Captable-Betrachtung: Diese Investoren begleiteten Stocard zu 13 Mio. Nutzern

Captable-Betrachtung: Diese Investoren begleiteten Stocard zu 13 Mio. Nutzern

Mit seiner App bietet Stocard Nutzern die Möglichkeit, alle ihre Punktesammelkarten in einer App zu führen. Doch das Unternehmen aus Mannheim verfolgt ein viel größeres Ziel: Es will zum führenden Mobile Wallet werden und weist dafür bereits stolze 13 Millionen Nutzer auf. digital kompakt analysiert den Captable des Unternehmens und betrachtet dessen Investoren.

Stocards Finanzierungshistorie

In Summe blickt Stocard (Webseite) auf drei Finanzierungen: Eine Seed-Finanzierung knapp ein halbes Jahr nach Gründung sowie eine Series A über kolportiert vier Millionen Euro und eine Series B in unbekannter Höhe. Insgesamt zeigt das Unternehmen eine sehr aufgeräumte Gesellschafterverteilung, bei der in der Seed-Runde zunächst der High-Tech Gründerfonds sowie einige Business Angel partizipierten.

Neben Gaming-Größe und Mobile-Kenner Klaas Kersting zählten dazu auch eine Holding von Engelhorn, einer Mannheimer Kaufhauskette mit 1.500 Mitarbeitern, sowie CD Venture, das Beteiligungsvehikel von Christoph Boehringer, Vorstandsvorsitzender der Boehringer Ingelheim Stiftung und Mitglied des Gesellschafterausschusses des Pharmaunternehmens Boehringer Ingelheim, und Dirk Wilken.

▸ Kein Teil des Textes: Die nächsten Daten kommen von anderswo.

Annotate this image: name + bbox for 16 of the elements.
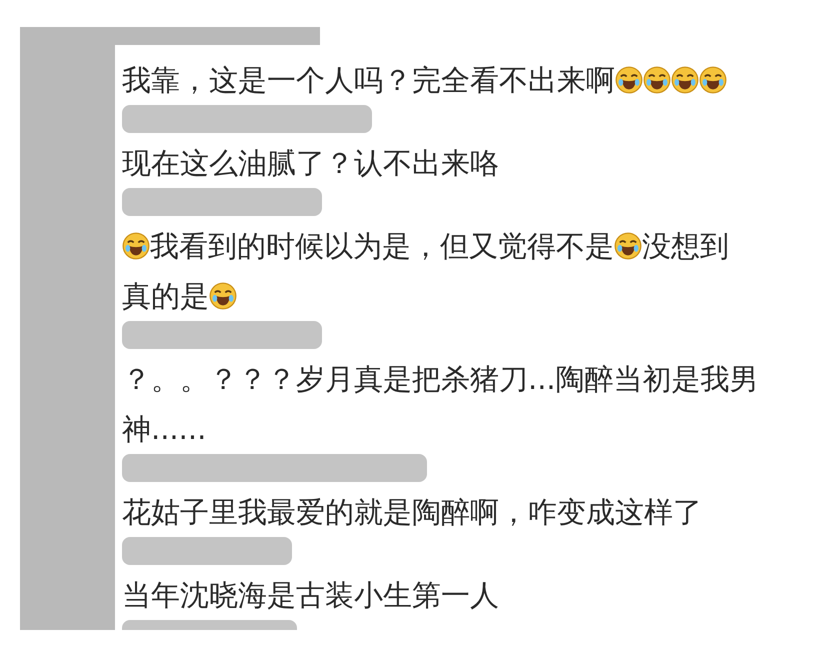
- comment-text: 没想到: [642, 229, 729, 263]
- comment-text: 真的是: [122, 279, 209, 313]
- comment-text: 神......: [122, 412, 206, 446]
- comment-text: 当年沈晓海是古装小生第一人: [122, 578, 499, 612]
- laughing-face-icon: [209, 282, 237, 310]
- laughing-face-icon: [615, 66, 643, 94]
- laughing-face-icon: [643, 66, 671, 94]
- laughing-face-icon: [614, 232, 642, 260]
- laughing-face-icon: [122, 232, 150, 260]
- comment-text: ？。。？？？岁月真是把杀猪刀...陶醉当初是我男: [122, 362, 759, 396]
- comment-text: 我看到的时候以为是，但又觉得不是: [150, 229, 614, 263]
- comment-text: 我靠，这是一个人吗？完全看不出来啊: [122, 63, 615, 97]
- comment-text: 花姑子里我最爱的就是陶醉啊，咋变成这样了: [122, 495, 702, 529]
- comment-text: 现在这么油腻了？认不出来咯: [122, 146, 499, 180]
- laughing-face-icon: [699, 66, 727, 94]
- laughing-face-icon: [671, 66, 699, 94]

In der angeschließenden VC-Runde traten der Beteiligungsarm des Fotoanbieters CEWE hinzu, eine Partnerschaft, die sich wohl vor allem durch das gute Netzwerk zum Einzelhandel mit zahlreichen Point-of-Sales-Zugängen erklären dürfte, sowie Alstin, die Beteiligungsgesellschaft von Carsten Maschmeyer, den vor allem sein Kapitalstock für viele Startups attraktiv macht. Auch Shortcut Ventures, dessen Gründer ebenfalls breite Mobile- und Handelserfahrungen sammeln konnten, investierte in dieser Runde, ehe im Dezember 2016 mit Rocketship.vc auch ein US-amerikanischer Geldgeber hinzutrat.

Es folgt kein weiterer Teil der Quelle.